Poetry News

Never Too Late to Set the Record Straight: Reconsidering the Genius of Lord Byron

Originally Published: February 10, 2016

At LARB, a review of Julia Markus's Lady Byron and Her Daughters (Norton 2015), a new biography of Anne Isabella Byron, wife of Romantic poet Lord Byron. Anne Boyd Rioux questions "what it means to write the life of a woman who has been overshadowed, perhaps even to the point of total eclipse, by her male relative." "[I]t wasn’t the scantiness of the archive that stood in the way of telling Lady Byron’s story," she writes. "Instead, it was almost 200 years of mythologizing and misunderstanding, not to mention the powerful forces of an academic industry invested in the stature of Lord Byron as a poetic genius."
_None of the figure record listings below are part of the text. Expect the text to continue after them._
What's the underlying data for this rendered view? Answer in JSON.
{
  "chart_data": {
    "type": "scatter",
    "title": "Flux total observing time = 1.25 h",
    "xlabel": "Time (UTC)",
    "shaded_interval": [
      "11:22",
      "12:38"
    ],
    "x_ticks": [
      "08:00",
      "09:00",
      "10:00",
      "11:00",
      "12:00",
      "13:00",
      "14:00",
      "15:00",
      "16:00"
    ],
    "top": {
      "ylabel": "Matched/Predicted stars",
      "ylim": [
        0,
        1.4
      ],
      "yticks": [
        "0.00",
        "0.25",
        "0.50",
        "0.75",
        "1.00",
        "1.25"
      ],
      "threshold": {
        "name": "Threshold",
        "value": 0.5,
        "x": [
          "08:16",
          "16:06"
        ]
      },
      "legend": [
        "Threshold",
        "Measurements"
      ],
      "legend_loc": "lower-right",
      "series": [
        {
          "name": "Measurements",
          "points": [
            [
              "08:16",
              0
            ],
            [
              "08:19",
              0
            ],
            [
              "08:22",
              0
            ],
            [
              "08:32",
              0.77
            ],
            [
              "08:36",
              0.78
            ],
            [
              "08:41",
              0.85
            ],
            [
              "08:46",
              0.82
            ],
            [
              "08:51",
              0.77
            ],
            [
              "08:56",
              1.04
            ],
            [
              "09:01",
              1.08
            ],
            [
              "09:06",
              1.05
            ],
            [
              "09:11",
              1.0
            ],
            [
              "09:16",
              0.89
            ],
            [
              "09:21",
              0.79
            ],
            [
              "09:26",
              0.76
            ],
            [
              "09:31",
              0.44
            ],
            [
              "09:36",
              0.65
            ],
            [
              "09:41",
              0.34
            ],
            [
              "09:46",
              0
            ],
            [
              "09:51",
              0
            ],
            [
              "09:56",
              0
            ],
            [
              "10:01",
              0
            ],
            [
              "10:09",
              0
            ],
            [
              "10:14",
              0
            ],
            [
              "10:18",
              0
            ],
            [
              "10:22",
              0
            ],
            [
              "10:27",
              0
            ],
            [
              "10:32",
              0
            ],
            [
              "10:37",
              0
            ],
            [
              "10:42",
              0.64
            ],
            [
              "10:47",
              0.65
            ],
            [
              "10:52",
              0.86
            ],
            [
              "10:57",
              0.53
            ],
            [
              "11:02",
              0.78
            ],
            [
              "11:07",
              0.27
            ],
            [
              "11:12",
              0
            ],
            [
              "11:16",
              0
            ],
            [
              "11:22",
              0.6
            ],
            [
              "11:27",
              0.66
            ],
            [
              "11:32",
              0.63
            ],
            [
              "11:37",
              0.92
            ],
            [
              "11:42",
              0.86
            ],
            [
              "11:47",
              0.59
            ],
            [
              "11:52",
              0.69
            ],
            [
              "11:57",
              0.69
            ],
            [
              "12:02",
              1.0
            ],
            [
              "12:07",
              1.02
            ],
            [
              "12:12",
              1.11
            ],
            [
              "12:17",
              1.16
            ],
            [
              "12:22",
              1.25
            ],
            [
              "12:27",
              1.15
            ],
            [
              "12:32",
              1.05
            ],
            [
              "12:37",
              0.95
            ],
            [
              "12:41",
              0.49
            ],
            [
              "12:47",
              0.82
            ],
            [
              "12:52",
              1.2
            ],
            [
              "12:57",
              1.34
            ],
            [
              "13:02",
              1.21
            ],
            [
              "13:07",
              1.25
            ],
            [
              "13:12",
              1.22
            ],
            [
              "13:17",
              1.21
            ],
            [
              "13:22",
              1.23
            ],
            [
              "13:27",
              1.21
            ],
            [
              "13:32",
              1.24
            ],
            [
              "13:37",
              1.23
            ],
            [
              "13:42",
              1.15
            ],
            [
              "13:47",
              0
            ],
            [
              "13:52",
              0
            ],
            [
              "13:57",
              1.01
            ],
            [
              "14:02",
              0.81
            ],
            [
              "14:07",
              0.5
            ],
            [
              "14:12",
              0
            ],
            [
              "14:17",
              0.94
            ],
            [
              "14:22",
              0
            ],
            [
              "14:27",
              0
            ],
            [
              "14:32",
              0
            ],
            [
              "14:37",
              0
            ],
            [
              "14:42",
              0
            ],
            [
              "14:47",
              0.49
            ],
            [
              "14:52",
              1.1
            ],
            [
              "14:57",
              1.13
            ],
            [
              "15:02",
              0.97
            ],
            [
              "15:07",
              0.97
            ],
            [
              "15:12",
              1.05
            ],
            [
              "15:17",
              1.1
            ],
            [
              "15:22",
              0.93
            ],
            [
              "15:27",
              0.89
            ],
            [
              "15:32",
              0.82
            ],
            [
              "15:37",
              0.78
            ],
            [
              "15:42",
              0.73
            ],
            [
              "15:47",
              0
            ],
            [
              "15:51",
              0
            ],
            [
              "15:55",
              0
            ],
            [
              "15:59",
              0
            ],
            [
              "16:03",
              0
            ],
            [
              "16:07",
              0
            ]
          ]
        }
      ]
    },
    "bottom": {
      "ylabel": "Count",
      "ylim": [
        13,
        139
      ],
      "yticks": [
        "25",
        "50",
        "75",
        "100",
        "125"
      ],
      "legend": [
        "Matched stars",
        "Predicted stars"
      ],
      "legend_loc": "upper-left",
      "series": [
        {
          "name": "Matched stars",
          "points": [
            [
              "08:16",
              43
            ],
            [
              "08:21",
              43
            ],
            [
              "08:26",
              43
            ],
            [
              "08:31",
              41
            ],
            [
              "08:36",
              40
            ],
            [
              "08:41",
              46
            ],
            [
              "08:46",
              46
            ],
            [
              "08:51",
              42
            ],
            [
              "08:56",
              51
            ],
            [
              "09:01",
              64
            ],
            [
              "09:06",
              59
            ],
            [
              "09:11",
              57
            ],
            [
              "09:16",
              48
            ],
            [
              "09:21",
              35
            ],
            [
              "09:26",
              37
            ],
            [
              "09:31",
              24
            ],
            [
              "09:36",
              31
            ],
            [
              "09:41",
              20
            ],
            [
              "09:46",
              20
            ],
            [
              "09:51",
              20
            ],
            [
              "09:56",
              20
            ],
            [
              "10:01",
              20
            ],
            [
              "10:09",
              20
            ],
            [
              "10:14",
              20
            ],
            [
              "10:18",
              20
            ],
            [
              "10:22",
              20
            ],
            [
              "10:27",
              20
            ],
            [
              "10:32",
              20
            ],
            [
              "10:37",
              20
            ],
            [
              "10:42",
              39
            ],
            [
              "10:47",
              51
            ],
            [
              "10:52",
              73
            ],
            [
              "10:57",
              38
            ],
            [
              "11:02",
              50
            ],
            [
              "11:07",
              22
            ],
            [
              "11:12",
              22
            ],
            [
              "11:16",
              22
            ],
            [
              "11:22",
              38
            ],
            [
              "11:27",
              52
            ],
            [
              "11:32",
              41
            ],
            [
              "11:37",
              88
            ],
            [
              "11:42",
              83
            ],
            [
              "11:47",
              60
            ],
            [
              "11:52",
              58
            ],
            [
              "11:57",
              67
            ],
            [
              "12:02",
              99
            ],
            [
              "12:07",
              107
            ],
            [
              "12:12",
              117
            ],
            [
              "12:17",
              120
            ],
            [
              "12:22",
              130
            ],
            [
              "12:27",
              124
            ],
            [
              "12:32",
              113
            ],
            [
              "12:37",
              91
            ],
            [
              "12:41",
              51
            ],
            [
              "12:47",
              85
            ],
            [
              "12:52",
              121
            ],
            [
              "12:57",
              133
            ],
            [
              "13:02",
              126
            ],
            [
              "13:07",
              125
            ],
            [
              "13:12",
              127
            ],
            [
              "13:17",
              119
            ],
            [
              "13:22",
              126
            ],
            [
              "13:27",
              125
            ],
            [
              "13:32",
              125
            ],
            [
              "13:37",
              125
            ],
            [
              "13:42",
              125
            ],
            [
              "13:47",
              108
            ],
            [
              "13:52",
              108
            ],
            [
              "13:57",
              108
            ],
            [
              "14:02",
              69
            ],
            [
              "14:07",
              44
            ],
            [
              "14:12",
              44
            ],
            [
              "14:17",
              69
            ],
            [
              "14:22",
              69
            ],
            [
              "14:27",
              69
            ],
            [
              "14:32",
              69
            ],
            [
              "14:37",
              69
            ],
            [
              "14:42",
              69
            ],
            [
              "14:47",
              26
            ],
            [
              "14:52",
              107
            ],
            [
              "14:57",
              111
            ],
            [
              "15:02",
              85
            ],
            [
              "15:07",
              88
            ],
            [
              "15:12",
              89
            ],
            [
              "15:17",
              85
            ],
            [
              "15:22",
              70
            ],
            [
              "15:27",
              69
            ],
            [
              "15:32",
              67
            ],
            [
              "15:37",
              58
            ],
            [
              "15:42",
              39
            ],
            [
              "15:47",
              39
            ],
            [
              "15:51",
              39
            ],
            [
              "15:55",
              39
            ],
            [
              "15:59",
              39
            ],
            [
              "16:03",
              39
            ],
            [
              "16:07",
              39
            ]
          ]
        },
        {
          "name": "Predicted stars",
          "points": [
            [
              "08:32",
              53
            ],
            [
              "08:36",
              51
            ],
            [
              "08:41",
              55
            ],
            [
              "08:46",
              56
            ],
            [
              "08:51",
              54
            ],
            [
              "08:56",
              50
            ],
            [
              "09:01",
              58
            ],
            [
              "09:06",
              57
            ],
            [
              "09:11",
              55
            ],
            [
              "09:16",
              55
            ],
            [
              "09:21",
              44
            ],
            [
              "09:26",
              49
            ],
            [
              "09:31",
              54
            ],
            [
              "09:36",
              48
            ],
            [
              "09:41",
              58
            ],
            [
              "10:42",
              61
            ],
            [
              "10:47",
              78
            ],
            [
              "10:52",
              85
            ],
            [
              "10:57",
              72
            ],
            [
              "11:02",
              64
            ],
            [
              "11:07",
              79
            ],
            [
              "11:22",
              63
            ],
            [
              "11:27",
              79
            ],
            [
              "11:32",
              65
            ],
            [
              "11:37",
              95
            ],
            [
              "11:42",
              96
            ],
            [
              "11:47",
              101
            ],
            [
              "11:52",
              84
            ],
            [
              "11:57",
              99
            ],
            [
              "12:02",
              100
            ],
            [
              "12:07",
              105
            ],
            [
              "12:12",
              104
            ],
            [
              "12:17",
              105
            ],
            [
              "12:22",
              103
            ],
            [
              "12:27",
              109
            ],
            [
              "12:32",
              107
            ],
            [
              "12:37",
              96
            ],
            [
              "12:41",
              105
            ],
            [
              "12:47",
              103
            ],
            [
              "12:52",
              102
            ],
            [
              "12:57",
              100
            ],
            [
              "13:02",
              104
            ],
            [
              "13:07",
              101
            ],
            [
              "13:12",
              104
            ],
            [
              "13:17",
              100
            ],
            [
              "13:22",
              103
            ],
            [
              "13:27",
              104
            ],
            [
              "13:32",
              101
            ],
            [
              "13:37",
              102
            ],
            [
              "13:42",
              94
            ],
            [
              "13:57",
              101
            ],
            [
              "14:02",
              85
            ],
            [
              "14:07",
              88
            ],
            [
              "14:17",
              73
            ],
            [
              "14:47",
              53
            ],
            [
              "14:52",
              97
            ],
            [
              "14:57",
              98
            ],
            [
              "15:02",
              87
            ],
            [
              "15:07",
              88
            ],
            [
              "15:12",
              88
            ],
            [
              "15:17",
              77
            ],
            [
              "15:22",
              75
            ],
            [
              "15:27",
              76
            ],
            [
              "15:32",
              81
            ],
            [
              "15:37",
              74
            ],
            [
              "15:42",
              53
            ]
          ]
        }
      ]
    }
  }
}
...When, in 1869, Harriet Beecher Stowe came to the defense of Lady Byron, telling Annabella’s side of the story of her disastrous marriage to the poet Lord Byron in the pages of the Atlantic Monthly, Stowe was pilloried in the press, her reputation as America’s foremost novelist tarnished. Byron’s posthumous reputation was so powerful that it stymied all efforts to bring his former wife’s story to the fore. Now, 146 years later, Markus reprises Stowe’s role and vindicates the memory of the woman who dared to separate from her sadistic husband and remain silent about her motives for the rest of her life, despite the legions of Byron’s adorers who had insisted she was nothing but a cold, prudish, spiteful woman.

We live in another age than the one Stowe wrote in, of course. While Stowe felt she had to make Lady Byron an angel and Lord Byron a fiend in order to gain her audience’s sympathy, Markus provides more complex portraits. She points to the ways Lady Byron refused to look into her own darkness, even while she was understanding of it in others. And she peers into Byron’s own dark past, which included being the victim of childhood sexual abuse and covering up the shame of his homosexual affairs, to understand his later violent moods and disdain for women.

With understanding, however, does not necessarily come forgiveness. Byron emerges from the pages of Markus’s book as thoroughly bad, a man capable of great cruelty and deceit. Markus doesn’t address that larger question here of what we are to think of the art of famous men who reportedly abused women . . . . But she does ask us to reconsider our worship of male genius to the exclusion of all else and to listen to the voices of women that have been silenced by it.